Singles Help Center – Deep Conversations
You are on a first or second date. You are sitting across from a fabulous someone, or an ok someone who could become your fabulous someone. You are trying to get to know this person, to see if you want to keep dating him or her.
If you have been around the dating block more than once, you don’t just want heat and attraction: you want compatibility. You want to build a relationship that will work well, and that won’t take a lot of effort and drama to maintain.
But how do you, right now, sitting there on a second date with the person you found on adultfrinendfinder, find out if this person across from you is compatible with and right for you? There is no way to completely shortcut spending time with this person-and time will surely tell. But you may be able to reduce the time it takes to get to know someone by about 50%. And you may be able to reduce the heartaches and headaches of finding out too late that you are with the wrong person by about 80%.
How? It’s all in the art of conversation. I am currently writing a new eClass for singles on using specific conversations and conversational techniques to shortcut the “getting to know you” process. That way you can determine more quickly if you are with the right person or not. If you want more information on this eClass or want to pre-enroll at a discount, see the note at the end of this article. Meanwhile, here is one tip out of the eClass for getting to know a person more quickly:
When having a conversation with a person, especially if you are trying to get to know someone, always dig deeper. A person’s initial comment or answer to a question is just the information on the surface. You want to go beneath the surface, to the heart of the person’s thoughts, attitudes and beliefs. It almost does not matter what the topic is; what is important is how deeply the two of you can delve into the conversation.
A surface conversation may sound something like this: Dater 1: Do you want to get married someday? Dater 2: I don’t know, I guess it would depend on the situation.
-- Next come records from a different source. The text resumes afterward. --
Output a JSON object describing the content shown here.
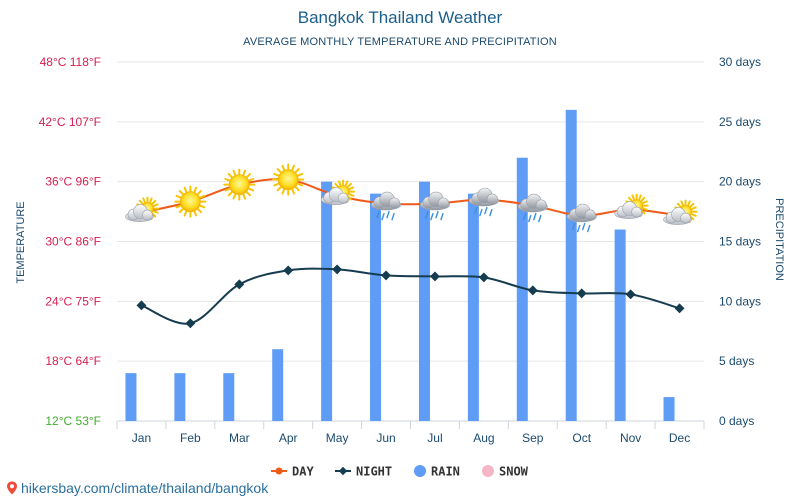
{
  "title": "Bangkok Thailand Weather",
  "subtitle": "AVERAGE MONTHLY TEMPERATURE AND PRECIPITATION",
  "footer_url": "hikersbay.com/climate/thailand/bangkok",
  "colors": {
    "day": "#ef5a1a",
    "night": "#163c4f",
    "rain": "#5f9cf5",
    "snow": "#f5b6c8",
    "left_axis_label": "#d41f50",
    "left_axis_bottom": "#3fae2a",
    "right_axis_label": "#1b4a6e",
    "grid": "#e6e6e6"
  },
  "chart_data": {
    "type": "bar+line",
    "categories": [
      "Jan",
      "Feb",
      "Mar",
      "Apr",
      "May",
      "Jun",
      "Jul",
      "Aug",
      "Sep",
      "Oct",
      "Nov",
      "Dec"
    ],
    "series": [
      {
        "name": "DAY",
        "type": "line",
        "axis": "temperature",
        "unit": "°C",
        "values": [
          32.9,
          34.0,
          35.7,
          36.2,
          34.6,
          33.8,
          33.8,
          34.2,
          33.6,
          32.6,
          33.2,
          32.6
        ]
      },
      {
        "name": "NIGHT",
        "type": "line",
        "axis": "temperature",
        "unit": "°C",
        "values": [
          23.6,
          21.8,
          25.7,
          27.1,
          27.2,
          26.6,
          26.5,
          26.4,
          25.1,
          24.8,
          24.7,
          23.3
        ]
      },
      {
        "name": "RAIN",
        "type": "bar",
        "axis": "precipitation",
        "unit": "days",
        "values": [
          4,
          4,
          4,
          6,
          20,
          19,
          20,
          19,
          22,
          26,
          16,
          2
        ]
      },
      {
        "name": "SNOW",
        "type": "bar",
        "axis": "precipitation",
        "unit": "days",
        "values": [
          0,
          0,
          0,
          0,
          0,
          0,
          0,
          0,
          0,
          0,
          0,
          0
        ]
      }
    ],
    "weather_icons": [
      "sun-cloud-icon",
      "sun-icon",
      "sun-icon",
      "sun-icon",
      "sun-cloud-icon",
      "rain-cloud-icon",
      "rain-cloud-icon",
      "rain-cloud-icon",
      "rain-cloud-icon",
      "rain-cloud-icon",
      "sun-cloud-icon",
      "sun-cloud-icon"
    ],
    "left_axis": {
      "label": "TEMPERATURE",
      "range": [
        12,
        48
      ],
      "ticks": [
        12,
        18,
        24,
        30,
        36,
        42,
        48
      ],
      "tick_labels": [
        "12°C 53°F",
        "18°C 64°F",
        "24°C 75°F",
        "30°C 86°F",
        "36°C 96°F",
        "42°C 107°F",
        "48°C 118°F"
      ]
    },
    "right_axis": {
      "label": "PRECIPITATION",
      "range": [
        0,
        30
      ],
      "ticks": [
        0,
        5,
        10,
        15,
        20,
        25,
        30
      ],
      "tick_labels": [
        "0 days",
        "5 days",
        "10 days",
        "15 days",
        "20 days",
        "25 days",
        "30 days"
      ]
    },
    "grid": true,
    "legend": [
      "DAY",
      "NIGHT",
      "RAIN",
      "SNOW"
    ],
    "legend_position": "bottom-center"
  }
}
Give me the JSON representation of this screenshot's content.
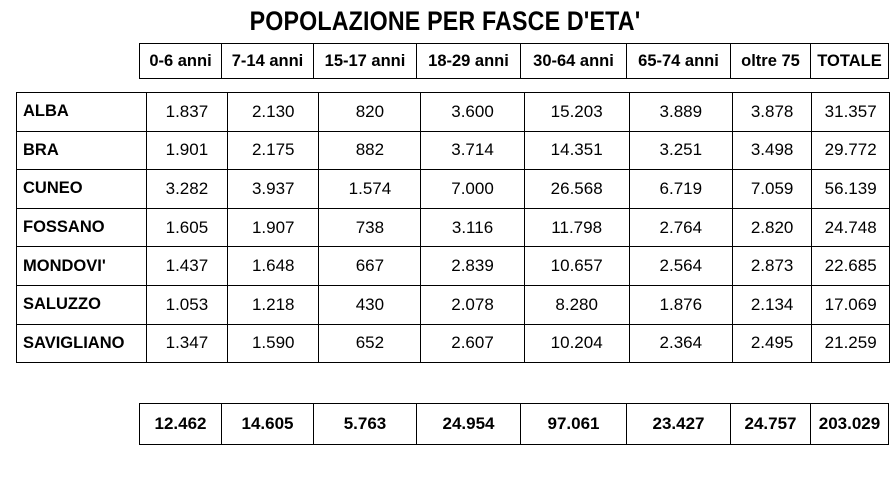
{
  "title": "POPOLAZIONE PER FASCE D'ETA'",
  "chart_data": {
    "type": "table",
    "title": "POPOLAZIONE PER FASCE D'ETA'",
    "columns": [
      "0-6 anni",
      "7-14 anni",
      "15-17 anni",
      "18-29 anni",
      "30-64 anni",
      "65-74 anni",
      "oltre 75",
      "TOTALE"
    ],
    "rows": [
      {
        "label": "ALBA",
        "values": [
          "1.837",
          "2.130",
          "820",
          "3.600",
          "15.203",
          "3.889",
          "3.878",
          "31.357"
        ]
      },
      {
        "label": "BRA",
        "values": [
          "1.901",
          "2.175",
          "882",
          "3.714",
          "14.351",
          "3.251",
          "3.498",
          "29.772"
        ]
      },
      {
        "label": "CUNEO",
        "values": [
          "3.282",
          "3.937",
          "1.574",
          "7.000",
          "26.568",
          "6.719",
          "7.059",
          "56.139"
        ]
      },
      {
        "label": "FOSSANO",
        "values": [
          "1.605",
          "1.907",
          "738",
          "3.116",
          "11.798",
          "2.764",
          "2.820",
          "24.748"
        ]
      },
      {
        "label": "MONDOVI'",
        "values": [
          "1.437",
          "1.648",
          "667",
          "2.839",
          "10.657",
          "2.564",
          "2.873",
          "22.685"
        ]
      },
      {
        "label": "SALUZZO",
        "values": [
          "1.053",
          "1.218",
          "430",
          "2.078",
          "8.280",
          "1.876",
          "2.134",
          "17.069"
        ]
      },
      {
        "label": "SAVIGLIANO",
        "values": [
          "1.347",
          "1.590",
          "652",
          "2.607",
          "10.204",
          "2.364",
          "2.495",
          "21.259"
        ]
      }
    ],
    "totals": [
      "12.462",
      "14.605",
      "5.763",
      "24.954",
      "97.061",
      "23.427",
      "24.757",
      "203.029"
    ]
  }
}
Typically after Dater 2’s comment both people would feel uncomfortable and one of them would introduce a new topic to avoid falling into silence. Meanwhile Dater 1, who likely needs to know whether Dater 2 wants marriage in the future or not, did not get any useful information. Dater 2 may also make some assumptions about Dater 1 that may keep the relationship from developing.
This kind of surface conversation can happen around any topic, not just marriage. Perhaps in your situation marriage is not an issue, but you would like to know if the person you are dating knows how to communicate well. Or maybe you want to know if he or she has resolved problems that came up in or caused the end of the past relationship. Maybe you simply want to know if he or she knows how to clean up after him- or herself! A surface conversation may not give you any of this information. But a deep conversation will, and in the process will start to build a bond between the two of you in a way only an intimate conversation can.